Vassell’s defense asked the Superior Court to dismiss the indictments on this ground, and the Superior Court ruled that defense had cleared the high procedural bar of demonstrating facts sufficient to support the claim case of selective, racially discriminatory prosecution.

In allowing the claim to proceed, the Superior Court also ordered the District Attorney’s office to provide discovery: information about interracial crimes and prosecutions conducted by Northwestern District Attorney Elizabeth Scheibel. The prosecution appealed the judge’s discovery order to the Single Justice session of the Supreme Judicial Court, but the SJC rejected Scheibel’s appeal.

On February 3, 2008, intoxicated intruders at UMass Amherst smashed a dormitory window, shouted racial slurs at occupant Jason Vassell, and demanded a fight. When Vassell went to the dormitory lobby to meet a friend he had called for help, the intruders found him, and the larger of the two men punched Vassell in the face, breaking his nose.
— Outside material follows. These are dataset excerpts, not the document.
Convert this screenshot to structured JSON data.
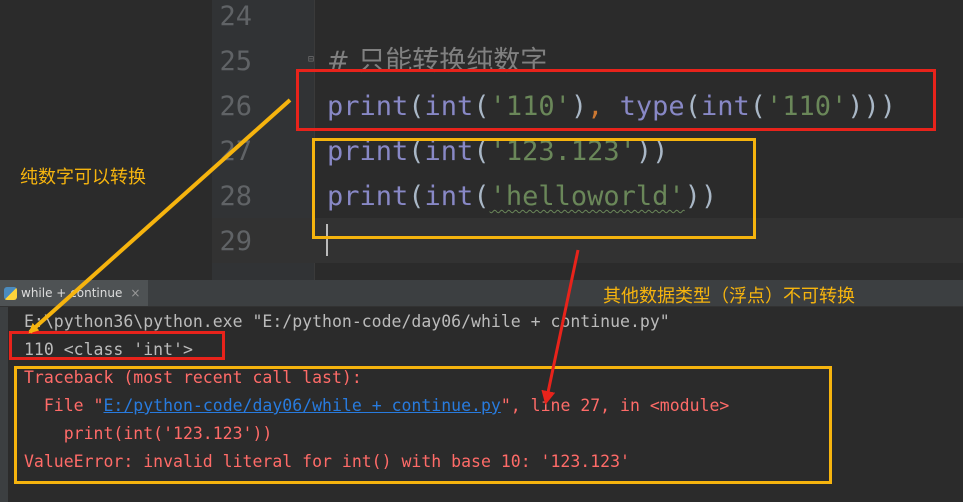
{
  "editor": {
    "lines": [
      {
        "num": "24",
        "code": ""
      },
      {
        "num": "25",
        "comment": "# 只能转换纯数字"
      },
      {
        "num": "26",
        "parts": [
          "print",
          "(",
          "int",
          "(",
          "'110'",
          ")",
          ", ",
          "type",
          "(",
          "int",
          "(",
          "'110'",
          ")))"
        ]
      },
      {
        "num": "27",
        "parts": [
          "print",
          "(",
          "int",
          "(",
          "'123.123'",
          "))"
        ]
      },
      {
        "num": "28",
        "parts": [
          "print",
          "(",
          "int",
          "(",
          "'helloworld'",
          "))"
        ]
      },
      {
        "num": "29",
        "code": ""
      }
    ]
  },
  "run_panel": {
    "tab_label": "while + continue",
    "tab_close": "×"
  },
  "console": {
    "command": "E:\\python36\\python.exe \"E:/python-code/day06/while + continue.py\"",
    "output": "110 <class 'int'>",
    "traceback": "Traceback (most recent call last):",
    "file_prefix": "  File \"",
    "file_link": "E:/python-code/day06/while + continue.py",
    "file_suffix": "\", line 27, in <module>",
    "code_line": "    print(int('123.123'))",
    "error": "ValueError: invalid literal for int() with base 10: '123.123'"
  },
  "annotations": {
    "pure_number": "纯数字可以转换",
    "other_types": "其他数据类型（浮点）不可转换"
  },
  "colors": {
    "red_box": "#e8231b",
    "yellow_box": "#f6b40e"
  }
}
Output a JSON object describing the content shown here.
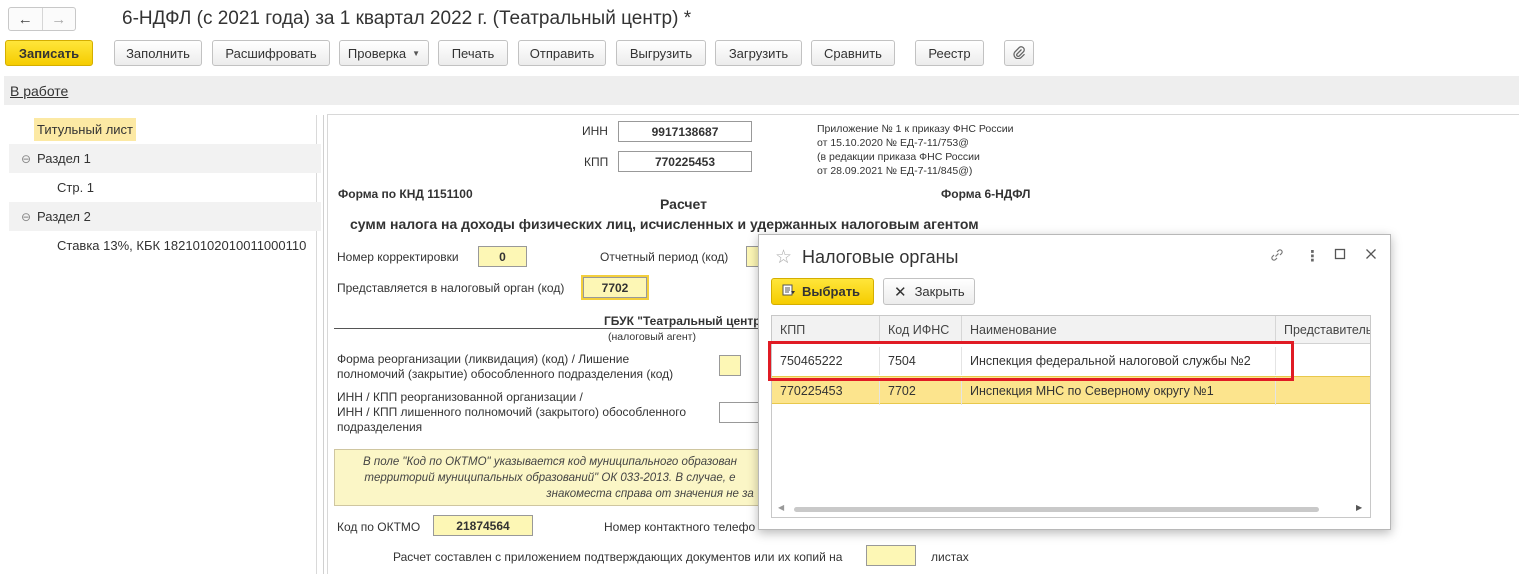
{
  "window": {
    "title": "6-НДФЛ (с 2021 года) за 1 квартал 2022 г. (Театральный центр) *",
    "back_glyph": "←",
    "forward_glyph": "→"
  },
  "toolbar": {
    "save": "Записать",
    "fill": "Заполнить",
    "decode": "Расшифровать",
    "check": "Проверка",
    "print": "Печать",
    "send": "Отправить",
    "export": "Выгрузить",
    "import": "Загрузить",
    "compare": "Сравнить",
    "registry": "Реестр",
    "attach_icon": "paperclip-icon"
  },
  "status": {
    "link": "В работе"
  },
  "tree": [
    {
      "label": "Титульный лист",
      "selected": true
    },
    {
      "label": "Раздел 1",
      "toggle": "⊖"
    },
    {
      "label": "Стр. 1"
    },
    {
      "label": "Раздел 2",
      "toggle": "⊖"
    },
    {
      "label": "Ставка 13%, КБК 18210102010011000110"
    }
  ],
  "form": {
    "inn_label": "ИНН",
    "inn": "9917138687",
    "kpp_label": "КПП",
    "kpp": "770225453",
    "appendix": [
      "Приложение № 1 к приказу ФНС России",
      "от 15.10.2020 № ЕД-7-11/753@",
      "(в редакции приказа ФНС России",
      "от 28.09.2021 № ЕД-7-11/845@)"
    ],
    "knd": "Форма по КНД 1151100",
    "form_name": "Форма 6-НДФЛ",
    "heading": "Расчет",
    "subheading": "сумм налога на доходы физических лиц, исчисленных и удержанных налоговым агентом",
    "correction_label": "Номер корректировки",
    "correction": "0",
    "period_label": "Отчетный период (код)",
    "tax_office_label": "Представляется в налоговый орган (код)",
    "tax_office": "7702",
    "agent_name": "ГБУК \"Театральный центр",
    "agent_caption": "(налоговый агент)",
    "reorg_label_1": "Форма реорганизации (ликвидация) (код) / Лишение",
    "reorg_label_2": "полномочий (закрытие) обособленного подразделения (код)",
    "reorg_inn_1": "ИНН / КПП реорганизованной организации /",
    "reorg_inn_2": "ИНН / КПП лишенного полномочий (закрытого) обособленного",
    "reorg_inn_3": "подразделения",
    "note_1": "В поле \"Код по ОКТМО\" указывается код муниципального образован",
    "note_2": "территорий муниципальных образований\" ОК 033-2013. В случае, е",
    "note_3": "знакоместа справа от значения не за",
    "oktmo_label": "Код по ОКТМО",
    "oktmo": "21874564",
    "phone_label": "Номер контактного телефо",
    "attached_label": "Расчет составлен с приложением подтверждающих документов или их копий на",
    "sheets_label": "листах"
  },
  "dialog": {
    "title": "Налоговые органы",
    "star_icon": "star-icon",
    "select": "Выбрать",
    "close": "Закрыть",
    "columns": [
      "КПП",
      "Код ИФНС",
      "Наименование",
      "Представитель"
    ],
    "rows": [
      {
        "kpp": "750465222",
        "code": "7504",
        "name": "Инспекция федеральной налоговой службы №2",
        "rep": "",
        "highlighted": true
      },
      {
        "kpp": "770225453",
        "code": "7702",
        "name": "Инспекция МНС по Северному округу №1",
        "rep": "",
        "selected": true
      }
    ],
    "highlight_color": "#e01b24"
  }
}
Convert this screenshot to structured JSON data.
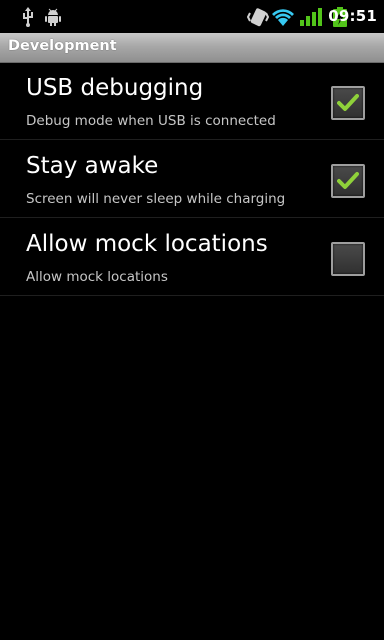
{
  "status_bar": {
    "time": "09:51",
    "icons": [
      "usb-icon",
      "android-debug-icon",
      "vibrate-icon",
      "wifi-icon",
      "signal-icon",
      "battery-charging-icon"
    ]
  },
  "header": {
    "title": "Development"
  },
  "preferences": [
    {
      "title": "USB debugging",
      "summary": "Debug mode when USB is connected",
      "checked": true
    },
    {
      "title": "Stay awake",
      "summary": "Screen will never sleep while charging",
      "checked": true
    },
    {
      "title": "Allow mock locations",
      "summary": "Allow mock locations",
      "checked": false
    }
  ],
  "colors": {
    "background": "#000000",
    "check_accent": "#8fd13a",
    "signal_accent": "#52c41a",
    "summary_text": "#c6c6c6"
  }
}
During the ensuing fight, Vassell used a pocketknife to defend himself, stabbing both the men before escaping behind a locked door. As a result, Vassell faced two counts of aggravated assault and battery with a deadly weapon.

Despite overwhelming evidence of an unprovoked and racially motivated attack on a black student by two white non-students, the investigation focused almost immediately on Vassell, with one police officer assuming that the incident occurred as part of a drug deal. Vassell’s assailants, John Bowes and Jonathan Bosse, appeared in previous police reports alleging involvement in other violent incidents. Bosse was never charged, and Bowes received probation for disorderly conduct.

After today’s hearing, attorney David Hoose thanked the Justice For Jason Committee that had organized rallies and protests and supported Vassell over the past nearly two and a half years. Hoose told the hundred of supporters of Vassell who gathered today, “Almost two and a half years ago, Jason Vassell walked into court innocent, and today he walked out of court–innocent.”

Today’s agreement to have the case dismissed without a hearing means that the Motion to Dismiss based on racially biased selective prosecution will not be decided.